Thursday, October 02, 2008

Glam Teams With GumGum To Serve Free, Legal Images

Well, GumGum finally gets with the system and develops a new way to deliver images to make both the advertiser and the content provider happy. This technology will be available for smaller websites soon where a single photographer can start to make money - albeit in small increments - off of serving images as content for third party sites.

I wonder how Flickr and those will handle that. Why would I post it there for viewing for free if I could license imagery with a few local websites and make money? And with the licensing deal delivering the money from advertisers instead of the small sites... it could be a substantial win-win for all.
Glam Teams With GumGum To Serve Free, Legal Images: "The deal comes two months after GumGum annouced a major shift in the technology used to power its platform. In the past, the site would issue photographs as Flash objects, which made them easy to track and monetize with ads. But Flash-based images are slow and clunky compared to a normal image file, which made the system unappealing to publishers.

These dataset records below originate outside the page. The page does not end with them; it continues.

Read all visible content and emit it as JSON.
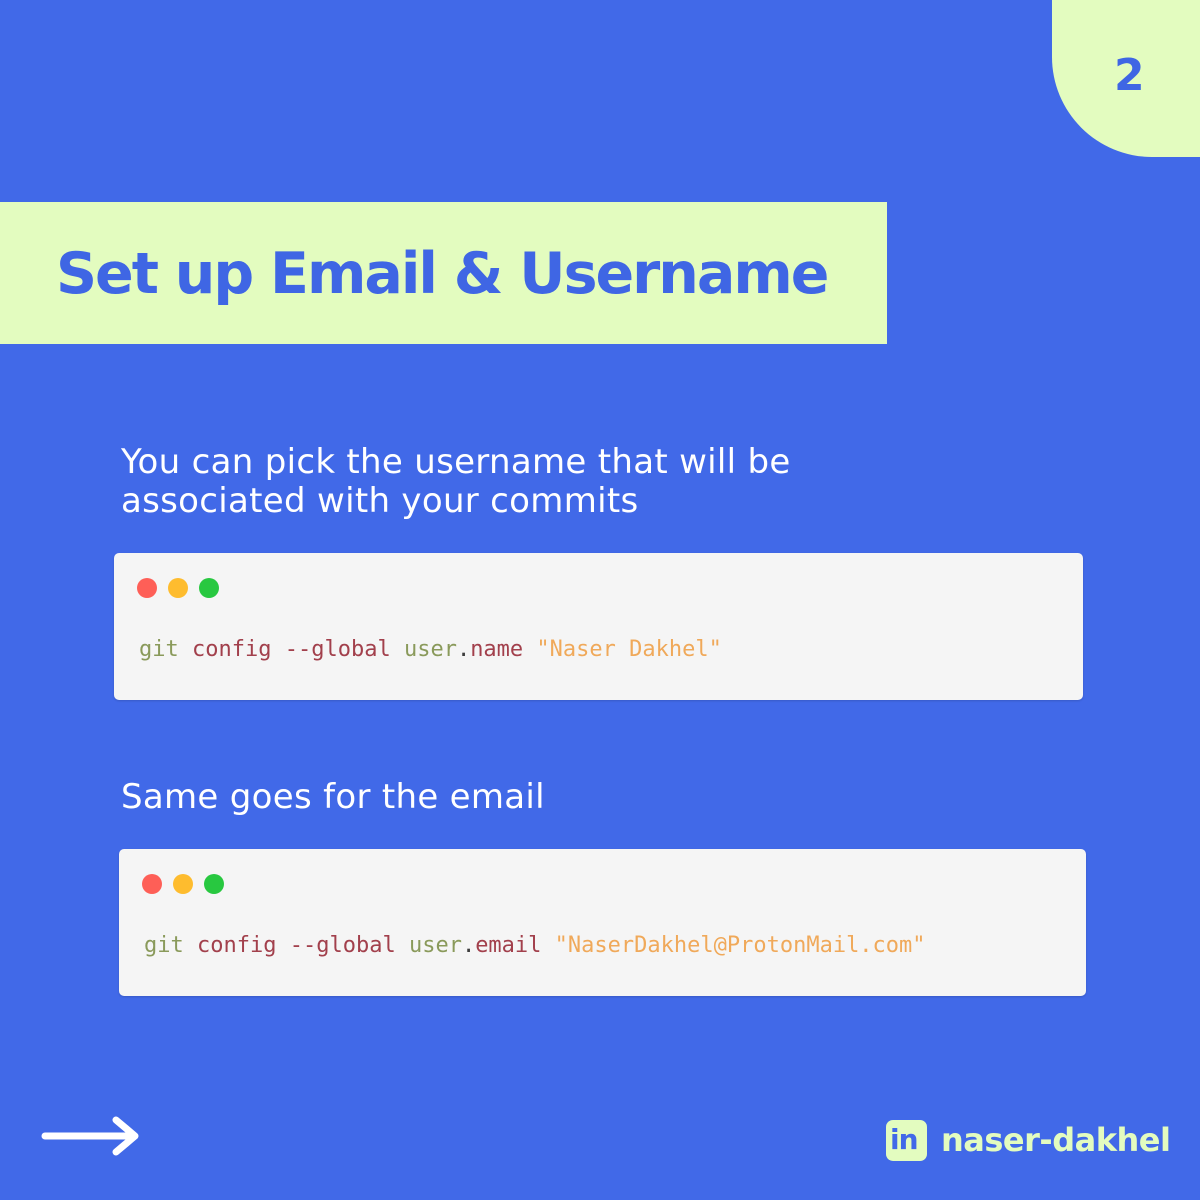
{
  "page_number": "2",
  "title": "Set up Email & Username",
  "sections": [
    {
      "caption": "You can pick the username that will be associated with your commits",
      "code": {
        "cmd": "git",
        "sub": "config",
        "flag": "--global",
        "key_obj": "user",
        "key_sep": ".",
        "key_prop": "name",
        "value": "\"Naser Dakhel\""
      }
    },
    {
      "caption": "Same goes for the email",
      "code": {
        "cmd": "git",
        "sub": "config",
        "flag": "--global",
        "key_obj": "user",
        "key_sep": ".",
        "key_prop": "email",
        "value": "\"NaserDakhel@ProtonMail.com\""
      }
    }
  ],
  "footer": {
    "next_icon": "arrow-right-icon",
    "social_icon": "linkedin-icon",
    "social_icon_text": "in",
    "handle": "naser-dakhel"
  },
  "colors": {
    "background": "#4169e8",
    "accent": "#e3fcbf",
    "code_bg": "#f5f5f5"
  }
}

In July GumGum dropped the Flash technology in favor of a system that uses standard image formats. Now, publishers are free to crop and modify their images (which they couldn’t do with the Flash version). GumGum uses a combination of photo metadata and image recognition to identify the licensed photos, and overlays ads accordingly. If a publisher doesn’t want ads to appear on their images, they can pay a modest fee tied to the number of times an image is viewed, rather than the one-time bulk fee typically associated with image licensing."